Ректор созвал совещание. Далеко за полдень вышел с совещания проректор по науке, как денди лондонский одет, подошел ко мне, взял листок заявления со всеми визами, которые без последней ничего не стоят, пошел, как второй визирь шаха, с моей бумагой, понес ее и себя самого, не забывшего о собственном достоинстве, назад. К Самому!..
Ждать… Ждать иногда приятно. Не просто приятно, а… Ждать – и видеть сны!.. Покой нам только снится! Нет сна приятнее на свете, чем сон о Роме и Жоржетте!
Вышли. Хочется сказать: веселою гурьбой. Милые такие, приятные, почти все тупые, в парадигму новых времен не впишутся, потому что слова такого не знают, но милые мужички в черных костюмах и костюмищах.
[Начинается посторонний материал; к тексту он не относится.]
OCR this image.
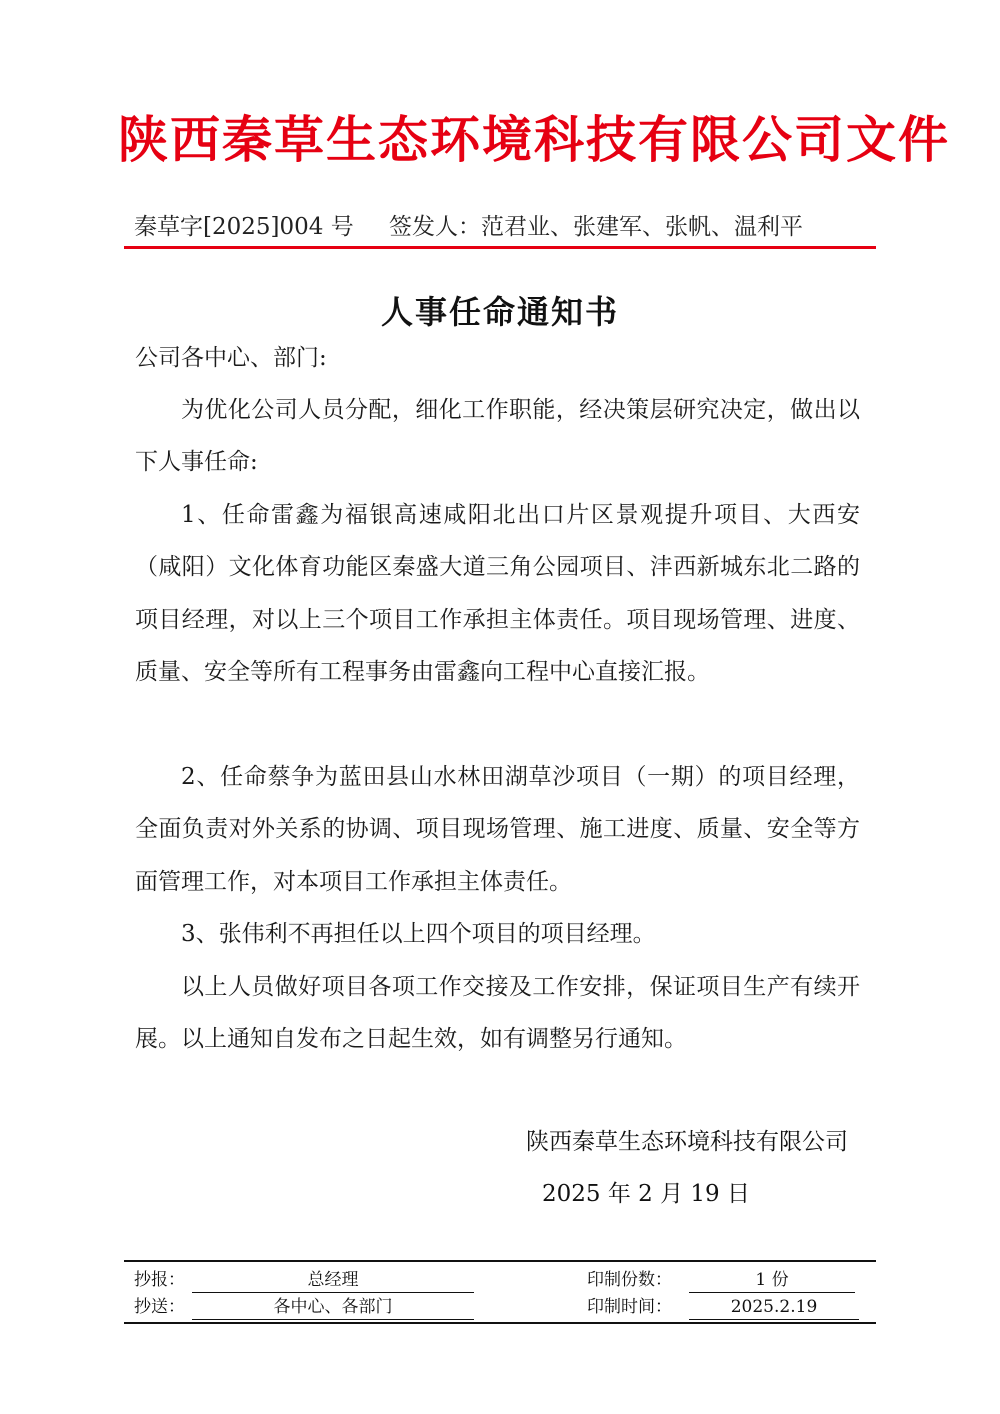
陕西秦草生态环境科技有限公司文件
秦草字[2025]004 号 签发人：范君业、张建军、张帆、温利平
人事任命通知书
公司各中心、部门:
为优化公司人员分配，细化工作职能，经决策层研究决定，做出以下人事任命:
1、任命雷鑫为福银高速咸阳北出口片区景观提升项目、大西安（咸阳）文化体育功能区秦盛大道三角公园项目、沣西新城东北二路的项目经理，对以上三个项目工作承担主体责任。项目现场管理、进度、质量、安全等所有工程事务由雷鑫向工程中心直接汇报。
2、任命蔡争为蓝田县山水林田湖草沙项目（一期）的项目经理，全面负责对外关系的协调、项目现场管理、施工进度、质量、安全等方面管理工作，对本项目工作承担主体责任。
3、张伟利不再担任以上四个项目的项目经理。
以上人员做好项目各项工作交接及工作安排，保证项目生产有续开展。以上通知自发布之日起生效，如有调整另行通知。
陕西秦草生态环境科技有限公司
2025 年 2 月 19 日
抄报：	总经理	印制份数：	1 份
抄送：	各中心、各部门	印制时间：	2025.2.19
Впереди, конечно, зам по науке и Незванов… Чего-то долго какие-то посторонние вещи обсуждают. А, вот! Достал из папки, протянул. А, может, не мое заявление? Как не мое?! А чье же тогда? Маяковского?
О! Кажется, сам-то зам по науке забыл подписать, а его-то виза как бы самая главная, дескать, дать, блин, денег соискателю Ружину на командировку в город Красноярск, столицу Красноярского края, в Красноярский государственный университет, поскольку едет-летит соискатель Ружин не просто прокатиться-развеятья под благовидным предлогом, а первый этап защиты проходить – обсуждение на кафедре, – это вам не гвоздика в стакане!.. О, о! Незванов шутит, мол, на спине моей подпиши. А тот, конечно: логичнее будет наоборот, поскольку у меня папка есть, а у вас нет! Подписал. Пером «Паркер», между прочим. Потом шутливо спину стал подставлять. Тот… О, ничего себе, действительно, что ли, сейчас на спине и подпишет?!.. Нет, на папке. На спине было бы слишком шикарно, слишком красиво. В смысле: не к добру. Мне не к добру не надо…
Глава вторая
1
Самолет летит по маршруту Этот город – Красноярск – Санкт-Петербург. Самолет – ИЛ-86. Это хорошо. Это надежный самолет…
Полтора миллиона, выданные в кассе, куда я пробрался через столпотворение жаждущих жалких стипендий студентов («Срочная командировка, господа!»), очень сильно истончились: миллион триста за билеты в два конца – не шутка! Чтобы заработать на эти полеты самому, мне пришлось бы работать шесть с половиной месяцев и ни копейки не тратить. Ах, как прав был человек, который первым заметил, что командировки – это средство путешествовать за государственный счет! И в корне не прав тот, кто заявил, что наука – это средство за государственный счет удовлетворять свое любопытство. Наука и любопытство – вещи несовместные, как гений и жуир. Наука – это печь, обогревающая человеческий ум. Без этой печи он бы замерз. Вот и всё. Это и мало и много одновременно. Мало, потому что никакое развитие ума не сделает человека ни благородным, ни тем более счастливым, может быть, даже наоборот: ведь что-то дало основания царю Соломону выкликнуть: «Во многая мудрости много печали»? А много, потому что без интеллекта, ума человек жалок, бессилен, беспомощен, а главное – никому не нужен. Даже больная антилопа, которую хочет съесть не только лев, но и гиена, должна гордиться своей востребованностью, а кому нужно голое костлявое подобие обезьяны, в которое превратится человек, не имеющий ума?.. Но вот сложное органическое существо, единственное предназначение которого – познавать вселенную, выглядит уже довольно привлекательно…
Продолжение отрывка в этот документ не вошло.